6. Creating competition vs predation indicators...


In [58]:
# 7. Temporal analysis for Investigation A
print("7. Creating temporal features...")

if 'time' in df2_clean.columns:
    df2_clean['hour'] = df2_clean['time'].dt.hour
    df2_clean['day_of_week'] = df2_clean['time'].dt.dayofweek
    df2_clean['is_night'] = ((df2_clean['hour'] >= 18) | (df2_clean['hour'] <= 6)).astype(int)
    df2_clean['date'] = df2_clean['time'].dt.date
    
    # Peak foraging times when predator encounters are more likely
    df2_clean['peak_foraging_time'] = ((df2_clean['hour'] >= 19) & (df2_clean['hour'] <= 23)).astype(int)

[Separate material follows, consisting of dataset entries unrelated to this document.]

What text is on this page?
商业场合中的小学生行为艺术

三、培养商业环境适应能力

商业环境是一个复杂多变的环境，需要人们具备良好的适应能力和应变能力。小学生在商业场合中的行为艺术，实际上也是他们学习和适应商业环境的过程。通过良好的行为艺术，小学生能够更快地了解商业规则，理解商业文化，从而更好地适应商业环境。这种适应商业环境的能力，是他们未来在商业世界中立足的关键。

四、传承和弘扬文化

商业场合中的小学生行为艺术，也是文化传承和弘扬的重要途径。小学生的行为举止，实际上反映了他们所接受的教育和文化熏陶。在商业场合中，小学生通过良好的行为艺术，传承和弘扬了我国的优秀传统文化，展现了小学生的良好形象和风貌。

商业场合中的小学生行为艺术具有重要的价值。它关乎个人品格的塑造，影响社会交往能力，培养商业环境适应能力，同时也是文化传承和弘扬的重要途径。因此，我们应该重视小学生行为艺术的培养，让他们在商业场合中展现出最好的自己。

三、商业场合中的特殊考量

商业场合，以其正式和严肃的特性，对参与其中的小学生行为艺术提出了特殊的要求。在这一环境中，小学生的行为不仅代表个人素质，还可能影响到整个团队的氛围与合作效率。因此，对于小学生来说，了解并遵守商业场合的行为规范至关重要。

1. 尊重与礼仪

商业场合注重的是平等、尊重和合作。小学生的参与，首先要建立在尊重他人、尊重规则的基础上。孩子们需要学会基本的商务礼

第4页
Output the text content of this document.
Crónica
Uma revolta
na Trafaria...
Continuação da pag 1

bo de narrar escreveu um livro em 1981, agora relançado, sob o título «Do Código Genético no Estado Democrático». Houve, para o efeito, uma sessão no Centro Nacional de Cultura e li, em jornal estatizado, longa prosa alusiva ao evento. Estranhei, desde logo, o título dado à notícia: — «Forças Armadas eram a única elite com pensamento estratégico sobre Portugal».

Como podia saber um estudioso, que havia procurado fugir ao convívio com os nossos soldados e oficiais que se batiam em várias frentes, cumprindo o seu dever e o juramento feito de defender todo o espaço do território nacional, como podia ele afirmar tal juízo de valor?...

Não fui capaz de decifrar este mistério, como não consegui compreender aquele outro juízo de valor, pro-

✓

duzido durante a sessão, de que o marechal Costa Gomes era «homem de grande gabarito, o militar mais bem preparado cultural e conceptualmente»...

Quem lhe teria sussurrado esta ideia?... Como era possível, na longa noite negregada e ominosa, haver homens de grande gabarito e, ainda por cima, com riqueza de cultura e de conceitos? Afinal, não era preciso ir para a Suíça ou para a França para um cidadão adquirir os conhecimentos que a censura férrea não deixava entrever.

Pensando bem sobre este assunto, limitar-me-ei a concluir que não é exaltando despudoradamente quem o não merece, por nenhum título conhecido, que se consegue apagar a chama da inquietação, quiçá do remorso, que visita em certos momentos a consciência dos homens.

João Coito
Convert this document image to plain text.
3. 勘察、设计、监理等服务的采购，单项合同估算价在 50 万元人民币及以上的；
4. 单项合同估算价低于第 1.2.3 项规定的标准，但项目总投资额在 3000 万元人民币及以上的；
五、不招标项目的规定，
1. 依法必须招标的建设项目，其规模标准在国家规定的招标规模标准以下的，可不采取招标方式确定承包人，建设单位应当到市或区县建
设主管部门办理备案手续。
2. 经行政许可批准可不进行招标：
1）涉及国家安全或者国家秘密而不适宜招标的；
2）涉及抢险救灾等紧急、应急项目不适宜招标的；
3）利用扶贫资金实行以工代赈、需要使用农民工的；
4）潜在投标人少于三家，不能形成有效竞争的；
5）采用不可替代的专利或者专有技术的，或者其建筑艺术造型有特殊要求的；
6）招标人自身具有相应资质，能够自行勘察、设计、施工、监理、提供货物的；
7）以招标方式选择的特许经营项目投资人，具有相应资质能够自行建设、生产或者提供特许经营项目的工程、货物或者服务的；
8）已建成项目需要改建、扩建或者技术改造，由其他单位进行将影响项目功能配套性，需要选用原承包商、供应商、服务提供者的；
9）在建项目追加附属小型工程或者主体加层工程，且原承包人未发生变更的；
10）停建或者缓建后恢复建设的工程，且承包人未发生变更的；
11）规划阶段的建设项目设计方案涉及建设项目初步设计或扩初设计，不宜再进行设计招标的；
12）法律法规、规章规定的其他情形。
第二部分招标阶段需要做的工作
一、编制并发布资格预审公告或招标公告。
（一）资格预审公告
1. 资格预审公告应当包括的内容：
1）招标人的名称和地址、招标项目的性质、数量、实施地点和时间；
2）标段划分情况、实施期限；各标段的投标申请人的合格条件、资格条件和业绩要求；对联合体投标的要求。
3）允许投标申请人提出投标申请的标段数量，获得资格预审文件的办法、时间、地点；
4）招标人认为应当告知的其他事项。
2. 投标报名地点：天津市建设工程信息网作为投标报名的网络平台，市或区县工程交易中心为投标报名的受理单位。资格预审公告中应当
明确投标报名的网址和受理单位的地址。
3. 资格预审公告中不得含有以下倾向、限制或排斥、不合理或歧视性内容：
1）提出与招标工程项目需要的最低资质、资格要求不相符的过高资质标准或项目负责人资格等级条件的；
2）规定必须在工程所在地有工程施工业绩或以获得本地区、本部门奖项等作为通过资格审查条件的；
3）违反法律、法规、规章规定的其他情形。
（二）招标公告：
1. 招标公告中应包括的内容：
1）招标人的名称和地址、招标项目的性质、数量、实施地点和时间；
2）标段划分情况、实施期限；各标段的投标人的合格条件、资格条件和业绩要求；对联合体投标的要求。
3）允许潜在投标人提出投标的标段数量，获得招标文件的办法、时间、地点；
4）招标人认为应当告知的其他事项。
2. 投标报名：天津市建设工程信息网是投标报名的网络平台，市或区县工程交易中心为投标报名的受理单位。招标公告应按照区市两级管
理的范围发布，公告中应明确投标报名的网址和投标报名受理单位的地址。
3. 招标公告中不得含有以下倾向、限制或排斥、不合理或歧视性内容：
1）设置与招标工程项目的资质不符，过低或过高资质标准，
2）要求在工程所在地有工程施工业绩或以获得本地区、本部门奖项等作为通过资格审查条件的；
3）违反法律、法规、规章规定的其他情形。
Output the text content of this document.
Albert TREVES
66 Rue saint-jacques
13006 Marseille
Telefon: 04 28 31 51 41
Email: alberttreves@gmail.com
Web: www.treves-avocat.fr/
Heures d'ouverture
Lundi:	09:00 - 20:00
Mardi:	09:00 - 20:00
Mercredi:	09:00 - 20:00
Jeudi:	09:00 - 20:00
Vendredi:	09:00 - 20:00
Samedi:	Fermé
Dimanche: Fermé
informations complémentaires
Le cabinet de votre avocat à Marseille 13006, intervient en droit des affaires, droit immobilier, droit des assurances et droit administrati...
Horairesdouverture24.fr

7. Creating temporal features...


In [59]:
# 8. PREDATOR AVOIDANCE patterns
print("8. Analyzing predator avoidance patterns...")

# Periods with rats but low bat activity = potential avoidance
if all(col in df2_clean.columns for col in ['rat_present', 'bat_landing_number']):
    median_bat_activity = df2_clean['bat_landing_number'].median()
    
    df2_clean['potential_avoidance'] = (
        (df2_clean['rat_present'] == 1) &
        (df2_clean['bat_landing_number'] < median_bat_activity)
    ).astype(int)
    
    # High avoidance: rats present but very low bat activity
    low_activity_threshold = df2_clean['bat_landing_number'].quantile(0.25)
    df2_clean['strong_avoidance'] = (
        (df2_clean['rat_present'] == 1) &
        (df2_clean['bat_landing_number'] <= low_activity_threshold)
    ).astype(int)


8. Analyzing predator avoidance patterns...


In [60]:
# 9. Create Investigation A summary metrics
print("9. Creating Investigation A summary indicators...")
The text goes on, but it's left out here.